There’s a lengthy series in the New York Times this week about farming and climate change that includes a “How-to” guide
for consumers to reduce the carbon footprint of their diet. I would guess that most TFF subscribers are already doing most of these things: eating less meat and more plants, for example.
But nowhere is there a mention of eating locally and in season, shopping at farmers markets or joining a CSA.
Our food system is focused like a laser on convenient abundance, on having everything available to anyone, whenever they want it, for a reasonable price. This convenience has a number of hidden costs, but carbon is one of the big ones. When a fruit shopper in California buys a mango from Mexico instead of a locally grown orange, the cost to them might be the same or even less. But the mango traveled thousands of miles, with the A/C on full blast the whole way.

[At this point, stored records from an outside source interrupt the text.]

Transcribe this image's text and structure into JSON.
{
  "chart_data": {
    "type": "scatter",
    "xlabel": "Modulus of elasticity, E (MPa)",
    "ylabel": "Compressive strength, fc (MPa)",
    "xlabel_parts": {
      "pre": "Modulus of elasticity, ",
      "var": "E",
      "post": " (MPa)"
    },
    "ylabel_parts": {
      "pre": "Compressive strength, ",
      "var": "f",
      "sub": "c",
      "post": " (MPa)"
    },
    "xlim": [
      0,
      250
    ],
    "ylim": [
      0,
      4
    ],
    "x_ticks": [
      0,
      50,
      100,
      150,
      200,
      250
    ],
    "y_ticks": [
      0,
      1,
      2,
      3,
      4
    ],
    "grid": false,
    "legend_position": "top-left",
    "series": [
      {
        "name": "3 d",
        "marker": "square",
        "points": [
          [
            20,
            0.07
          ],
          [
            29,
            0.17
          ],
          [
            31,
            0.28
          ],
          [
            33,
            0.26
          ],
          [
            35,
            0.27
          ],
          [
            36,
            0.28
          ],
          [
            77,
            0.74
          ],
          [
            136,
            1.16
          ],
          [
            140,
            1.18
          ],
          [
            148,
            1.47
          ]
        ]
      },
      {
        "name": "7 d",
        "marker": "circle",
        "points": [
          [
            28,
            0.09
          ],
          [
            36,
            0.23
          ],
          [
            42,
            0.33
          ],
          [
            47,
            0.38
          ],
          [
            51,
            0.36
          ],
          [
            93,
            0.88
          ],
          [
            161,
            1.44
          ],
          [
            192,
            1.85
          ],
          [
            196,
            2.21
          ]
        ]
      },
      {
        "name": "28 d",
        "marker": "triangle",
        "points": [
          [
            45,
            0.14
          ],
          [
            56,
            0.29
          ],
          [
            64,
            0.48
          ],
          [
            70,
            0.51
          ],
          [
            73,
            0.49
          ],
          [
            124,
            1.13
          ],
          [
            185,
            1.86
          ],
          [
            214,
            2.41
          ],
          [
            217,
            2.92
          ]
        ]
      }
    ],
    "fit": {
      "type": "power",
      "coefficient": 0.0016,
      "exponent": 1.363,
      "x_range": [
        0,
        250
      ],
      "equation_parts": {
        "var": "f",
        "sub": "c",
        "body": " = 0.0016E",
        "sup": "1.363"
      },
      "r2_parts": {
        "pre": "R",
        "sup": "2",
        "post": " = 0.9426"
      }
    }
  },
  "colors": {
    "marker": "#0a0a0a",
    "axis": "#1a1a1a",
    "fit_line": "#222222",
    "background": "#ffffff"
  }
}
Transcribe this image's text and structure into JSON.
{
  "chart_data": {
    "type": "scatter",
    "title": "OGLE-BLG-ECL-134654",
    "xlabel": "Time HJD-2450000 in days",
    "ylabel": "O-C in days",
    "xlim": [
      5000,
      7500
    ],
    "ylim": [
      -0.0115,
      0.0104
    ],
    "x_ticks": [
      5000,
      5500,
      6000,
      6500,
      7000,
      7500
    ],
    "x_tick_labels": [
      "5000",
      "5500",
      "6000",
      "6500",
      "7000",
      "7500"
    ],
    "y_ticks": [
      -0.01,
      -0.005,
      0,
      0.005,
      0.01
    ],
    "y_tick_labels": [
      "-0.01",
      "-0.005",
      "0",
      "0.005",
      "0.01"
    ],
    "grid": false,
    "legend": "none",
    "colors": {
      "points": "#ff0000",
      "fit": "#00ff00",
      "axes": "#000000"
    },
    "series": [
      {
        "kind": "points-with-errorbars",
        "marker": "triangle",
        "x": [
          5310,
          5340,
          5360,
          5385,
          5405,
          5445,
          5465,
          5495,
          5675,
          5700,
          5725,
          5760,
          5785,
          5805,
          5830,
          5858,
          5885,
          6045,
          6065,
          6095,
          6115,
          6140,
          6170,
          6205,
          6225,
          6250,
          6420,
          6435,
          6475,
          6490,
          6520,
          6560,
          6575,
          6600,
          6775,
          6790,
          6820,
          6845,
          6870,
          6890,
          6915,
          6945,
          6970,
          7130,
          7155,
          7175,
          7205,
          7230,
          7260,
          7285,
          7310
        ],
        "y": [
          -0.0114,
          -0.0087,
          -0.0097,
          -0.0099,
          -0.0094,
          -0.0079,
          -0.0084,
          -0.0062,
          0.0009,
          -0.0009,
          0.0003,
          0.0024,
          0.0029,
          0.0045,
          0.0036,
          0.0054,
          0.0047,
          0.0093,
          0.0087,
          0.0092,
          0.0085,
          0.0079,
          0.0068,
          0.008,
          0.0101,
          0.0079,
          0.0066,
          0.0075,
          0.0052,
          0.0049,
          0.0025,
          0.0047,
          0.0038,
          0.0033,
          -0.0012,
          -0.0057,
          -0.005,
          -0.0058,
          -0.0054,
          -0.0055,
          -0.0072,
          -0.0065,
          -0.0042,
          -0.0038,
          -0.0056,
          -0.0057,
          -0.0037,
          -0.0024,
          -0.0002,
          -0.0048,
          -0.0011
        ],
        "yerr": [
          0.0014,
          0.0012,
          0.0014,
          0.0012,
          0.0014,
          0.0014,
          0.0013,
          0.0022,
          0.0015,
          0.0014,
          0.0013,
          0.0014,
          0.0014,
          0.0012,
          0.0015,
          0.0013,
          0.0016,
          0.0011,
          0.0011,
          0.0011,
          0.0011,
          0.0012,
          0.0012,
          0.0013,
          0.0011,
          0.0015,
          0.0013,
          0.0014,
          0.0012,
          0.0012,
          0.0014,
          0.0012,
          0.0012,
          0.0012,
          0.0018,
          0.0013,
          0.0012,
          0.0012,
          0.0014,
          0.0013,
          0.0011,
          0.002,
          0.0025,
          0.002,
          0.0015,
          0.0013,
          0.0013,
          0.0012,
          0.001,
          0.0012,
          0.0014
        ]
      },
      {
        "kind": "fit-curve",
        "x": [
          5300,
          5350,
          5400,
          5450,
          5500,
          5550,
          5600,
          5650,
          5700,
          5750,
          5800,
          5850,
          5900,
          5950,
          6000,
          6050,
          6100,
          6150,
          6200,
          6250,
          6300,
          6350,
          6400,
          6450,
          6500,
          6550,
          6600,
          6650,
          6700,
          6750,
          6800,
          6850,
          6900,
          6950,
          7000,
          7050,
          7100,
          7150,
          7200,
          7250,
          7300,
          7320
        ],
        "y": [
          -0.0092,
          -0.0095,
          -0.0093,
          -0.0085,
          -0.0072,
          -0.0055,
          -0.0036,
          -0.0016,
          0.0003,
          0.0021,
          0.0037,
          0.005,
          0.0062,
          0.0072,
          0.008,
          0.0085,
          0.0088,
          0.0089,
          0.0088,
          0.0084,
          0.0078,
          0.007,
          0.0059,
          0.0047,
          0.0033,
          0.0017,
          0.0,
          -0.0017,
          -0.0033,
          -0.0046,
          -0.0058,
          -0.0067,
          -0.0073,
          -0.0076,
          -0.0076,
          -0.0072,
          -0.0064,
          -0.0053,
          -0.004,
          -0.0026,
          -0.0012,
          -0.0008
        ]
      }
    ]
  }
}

When people talk about climate change, they have a strong tendency to blame the fossil fuel industry. After all, fossil fuels are the prime vector by which the human race has transferred millions of years worth of stored carbon into the atmosphere. But the root cause of climate change is humanity’s desire for convenience. Electricity, heat, air conditioning and cars have made many of life’s tasks easy while expanding our options of where to live, what to eat, and a thousand other choices.
Convenience is woven into the fabric of our modern lives. It has become like air — when it is lacking, we feel constrained and restricted.
Joining a CSA is not “convenient” in a 21st century way. It requires an agreement to give up a certain amount of choice, and to lock yourself into a routine that might require altering your schedule. But it comes with a substantial savings in carbon.
At some point in the near future, climate change will begin to impact the convenient abundance of our food supply. We may already be at “peak abundance”, but there’s also a chance that with a small amount of warming, food supplies could actually increase for a while. Or it could be a combination of the two, with years or periods of higher abundance followed by times of increased scarcity.
Looked at from this perspective, then, CSAs are not just a great way to reduce the carbon footprint of the food you eat. They are a good model for the future. Highly diverse farms are better protected from swings in the weather, and CSA subscribers are accustomed to the discipline of eating what is seasonally available. Children who grow up eating from a weekly CSA box may be better prepared for a world where food choices are more limited than they are currently.